China’s Tianwen-1 probe is steadily approaching the end of its journey to Mars. Now only 1.1 million kilometres away the craft has sent its first image of the red planet back to Earth.
A new look at Mars
The China National Space Administration provided an update on Tianwen-1’s progress last Friday. Along with this came the first image the probe has taken of Earth’s neighbour.
The image is a black and white snapshot taken by Tianwen-1 when it was 2.2 million km away.
While lacking the iconic red colour, this is still a cool new look at Mars. The Guardian even pointed out that you can see the Schiaparelli crater and the Valles Marineris canyons on Mars’ surface.
Tianwen-1 has been travelling for 197 days after launching last July. It is now approximately 465 million kilometres away from Earth, the agency said.
It aims to perform a braking maneuver to enter Mars’ orbit on February 10. The probe will orbit Mars for a matter of months before attempting to land on the surface.
The probe is equipped with an orbiter and a landing capsule. In May, the rover will land on a large impact basin on the planet’s surface known as the Utopia Planitia.
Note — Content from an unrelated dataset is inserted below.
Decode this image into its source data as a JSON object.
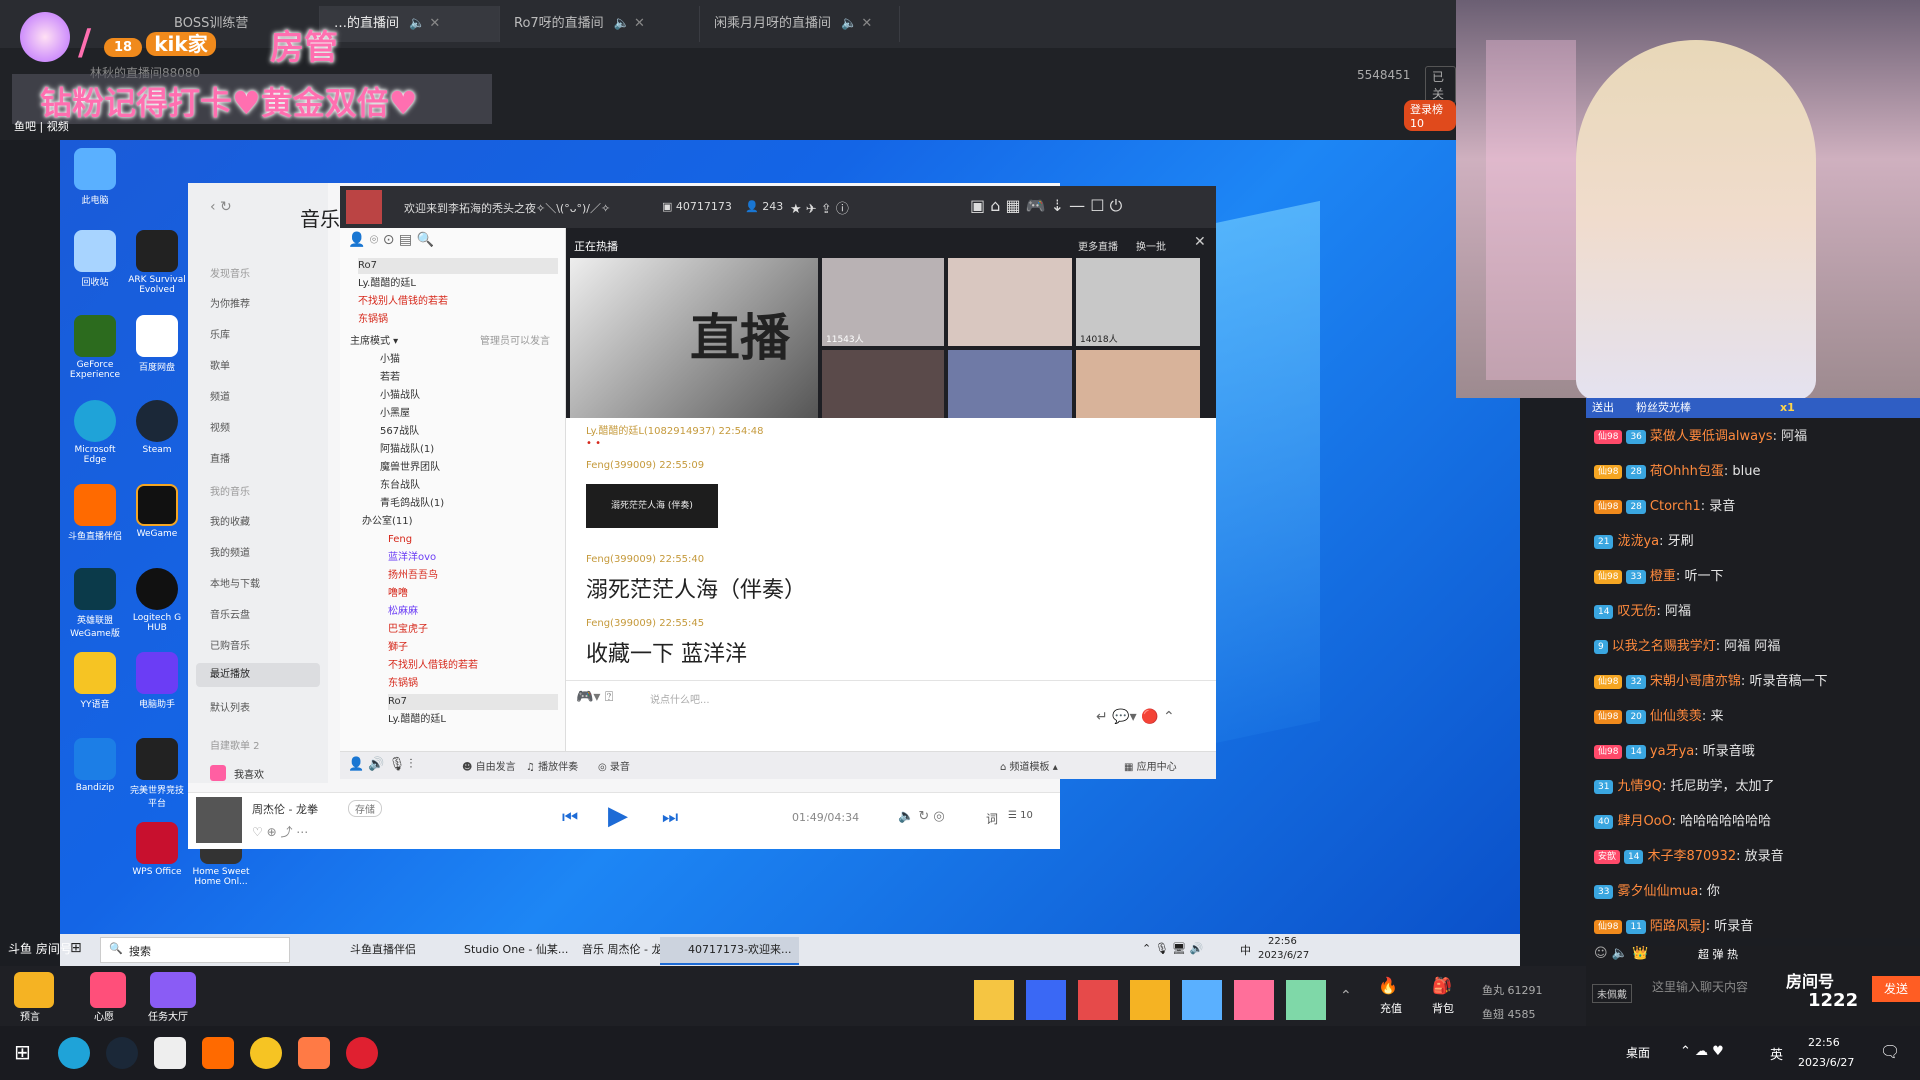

The mission is intending to map the mineral composition of Mars’ surface and search for water deposits.
Other Mars missions this month
The Tianwen-1 is one of three missions arriving at Mars in March. The United Arab Emirates Al Amal/Hope spacecraft is set to enter Mars’ orbit a day earlier than Tianwen-1 on February 9.
NASA’s Perseverance rover is set to land on Mars’ Jezero Crater on February 18. This ambitious mission will collect samples of the planet’s surface and return them to Earth for further study.
If Tianwen-1 successfully lands on Mars in May, it will make China only the third country to have landed on the red planet. The United States and the Soviet Union have been the only others to land a craft on Mars.